Our methodology


Most of the Syrian Program products and services in the Observatory for Political and Economic Networks that seek to understand complex systems are based on building network knowledge bases (knowledge graphs) from published sources. In general, the construction process is carried out in three stages:

  1. Extraction: Data sources can vary in reliability. According to the source type, the collected data are given a "reliability weight."
  2. Processing: Researchers collect or update data at specified intervals, and then align them with the data model and predefined classifications.
  3. Weaving: Classified and tagged data with high reliability are used as inputs in producing research products and observatory dashboards, as well as network, geographic, and temporal analytics to serve six different types of partners.


Extraction

We rely on many sources for building network knowledge bases.

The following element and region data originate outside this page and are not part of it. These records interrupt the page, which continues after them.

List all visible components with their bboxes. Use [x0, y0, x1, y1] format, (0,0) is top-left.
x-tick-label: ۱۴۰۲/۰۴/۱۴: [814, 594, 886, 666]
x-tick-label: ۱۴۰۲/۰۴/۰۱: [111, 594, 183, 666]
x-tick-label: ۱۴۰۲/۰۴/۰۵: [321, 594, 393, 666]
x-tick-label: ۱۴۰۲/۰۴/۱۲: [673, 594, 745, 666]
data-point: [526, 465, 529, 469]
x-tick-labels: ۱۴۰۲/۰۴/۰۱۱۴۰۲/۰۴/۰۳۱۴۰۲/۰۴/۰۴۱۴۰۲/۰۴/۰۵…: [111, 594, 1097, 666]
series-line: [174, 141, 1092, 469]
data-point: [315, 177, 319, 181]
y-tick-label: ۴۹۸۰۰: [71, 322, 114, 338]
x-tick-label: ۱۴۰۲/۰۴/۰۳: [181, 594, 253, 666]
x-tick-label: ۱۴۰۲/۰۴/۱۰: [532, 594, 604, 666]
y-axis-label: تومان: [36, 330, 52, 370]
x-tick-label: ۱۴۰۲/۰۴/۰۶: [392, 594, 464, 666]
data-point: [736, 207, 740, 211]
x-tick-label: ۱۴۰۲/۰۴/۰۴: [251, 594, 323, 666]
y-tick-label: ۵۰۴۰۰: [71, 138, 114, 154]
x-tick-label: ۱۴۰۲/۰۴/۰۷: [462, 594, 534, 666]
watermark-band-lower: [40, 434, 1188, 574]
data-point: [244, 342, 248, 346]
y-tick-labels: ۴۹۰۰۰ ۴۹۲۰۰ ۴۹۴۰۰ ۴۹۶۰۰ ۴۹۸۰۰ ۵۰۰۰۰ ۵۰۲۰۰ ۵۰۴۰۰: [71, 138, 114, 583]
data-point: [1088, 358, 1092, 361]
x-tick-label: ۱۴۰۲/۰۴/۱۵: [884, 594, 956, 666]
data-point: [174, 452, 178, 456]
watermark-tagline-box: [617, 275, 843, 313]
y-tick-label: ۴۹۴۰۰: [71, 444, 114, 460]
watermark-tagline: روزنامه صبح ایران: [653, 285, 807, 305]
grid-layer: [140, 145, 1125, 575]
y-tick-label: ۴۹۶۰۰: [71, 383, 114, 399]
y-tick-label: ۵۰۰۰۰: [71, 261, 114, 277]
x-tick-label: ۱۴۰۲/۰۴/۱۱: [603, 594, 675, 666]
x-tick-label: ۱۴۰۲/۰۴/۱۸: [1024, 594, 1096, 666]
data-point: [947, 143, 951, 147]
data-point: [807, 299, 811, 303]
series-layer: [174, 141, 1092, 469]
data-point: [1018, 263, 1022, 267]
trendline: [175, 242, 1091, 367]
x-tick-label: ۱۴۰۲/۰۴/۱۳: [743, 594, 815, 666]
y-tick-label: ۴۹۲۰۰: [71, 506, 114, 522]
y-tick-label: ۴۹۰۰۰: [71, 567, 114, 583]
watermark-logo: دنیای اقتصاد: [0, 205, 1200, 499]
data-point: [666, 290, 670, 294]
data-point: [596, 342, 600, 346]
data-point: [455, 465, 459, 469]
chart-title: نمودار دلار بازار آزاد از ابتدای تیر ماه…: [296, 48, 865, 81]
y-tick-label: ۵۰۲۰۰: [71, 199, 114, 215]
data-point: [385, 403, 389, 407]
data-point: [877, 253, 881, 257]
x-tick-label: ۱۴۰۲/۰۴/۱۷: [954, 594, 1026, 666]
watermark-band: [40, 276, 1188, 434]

The process of data collection is done both manually and automatically, and then stored after primary processing.

The Fact-Checking process consists of five stages:

  1. Provenance and Origin Verification: The primary source of data exists
  2. Objectivity: The author of the data is known and objective
  3. Reliability: The data have been reused to build further investigations
  4. Content Cross-Check: The content can be examined from a variety of independent sources
  5. Credibility Cross-Check: Verify that supporting sources are reliable

Each data source has its own level of reliability in terms of providing valid information; we embed that reliability in each relationship added to our network knowledge base using a “confidence weight index” score ranging from 0–100%.

For example: An ownership connection between a company and an individual that we find on that company’s official website or using documents from the Ministry of Internal Trade and Consumer Protection would be added to our network knowledge base with a confidence weight score of 100%. The same connection found on an unverified Facebook page would be mentioned in our database, but would be tagged with only a 20% confidence weight score and would be monitored for any indications of validation or discrediting. In this way the information is never lost, and we work constantly to verify it, but any user of the interactive review tool in the network knowledge base can query for results with a high confidence weight and never see the least reliable data.

We rely on sources such as death records and leaked data search engines to monitor kinship and intermarriage, as well as personal photos on social media and public photos in magazines to infer friendships and other forms of affection or cultural ties (especially on holidays and other special occasions). We also use open-source intelligence technologies (OSINT) to collect additional data. We did not stop at the geographical framework within the borders of Syria, as we extend our monitoring of relations of all kinds to include both the Arab region and the world.

Processing

Knowledge is cumulative. Network knowledge bases deal with accumulation by defining a logical data model describing entities and the relationships between them, then linking and storing them in Graph Databases (which are different from Relational Databases).

We designed the following Logical Data Model to meet the needs of the Observatory for Political and Economic Networks (Syria Program):




By linking this model to online databases, it allows us to:

  1. Link entities (oval shapes in the model above) together across different types of functional relationships, with both entities and relationships having properties that describe them (light gray lines in the model)
  2. Accumulate developments and updates on entities and relationships, labeling them with timestamps and geolocations.
  3. Offer a network search and query feature through direct and indirect relationships between entities
  4. Build algorithms that explore patterns in the network of relationships that bring entities and relationships together, helping to:
    1. explore the shortest path between entities
    2. explore networked sub-communities with unique characteristics (Community Detection)
    3. calculate levels of influence and importance according to Influence and Centrality algorithmic metrics
    4. calculate the resilience and resistance of sub-networks and conduct comparative analysis between them
  5. Carry out various types of temporal and geographic analyses, such as scenario analysis, what-if analysis, and simulate-and-predict analysis
  6. Enable the integration of various logical data models with each other, including those at different levels of detail (for example, integrating less detailed models for the purpose of applying systems-thinking analytics with more detailed models designed for the inclusion of personal networks).

Weaving

Based on the questions raised by our partners, we determine the data boundaries and incorporate the ties between various data points. We then propose the appropriate analytical approach and the ultimate product or service.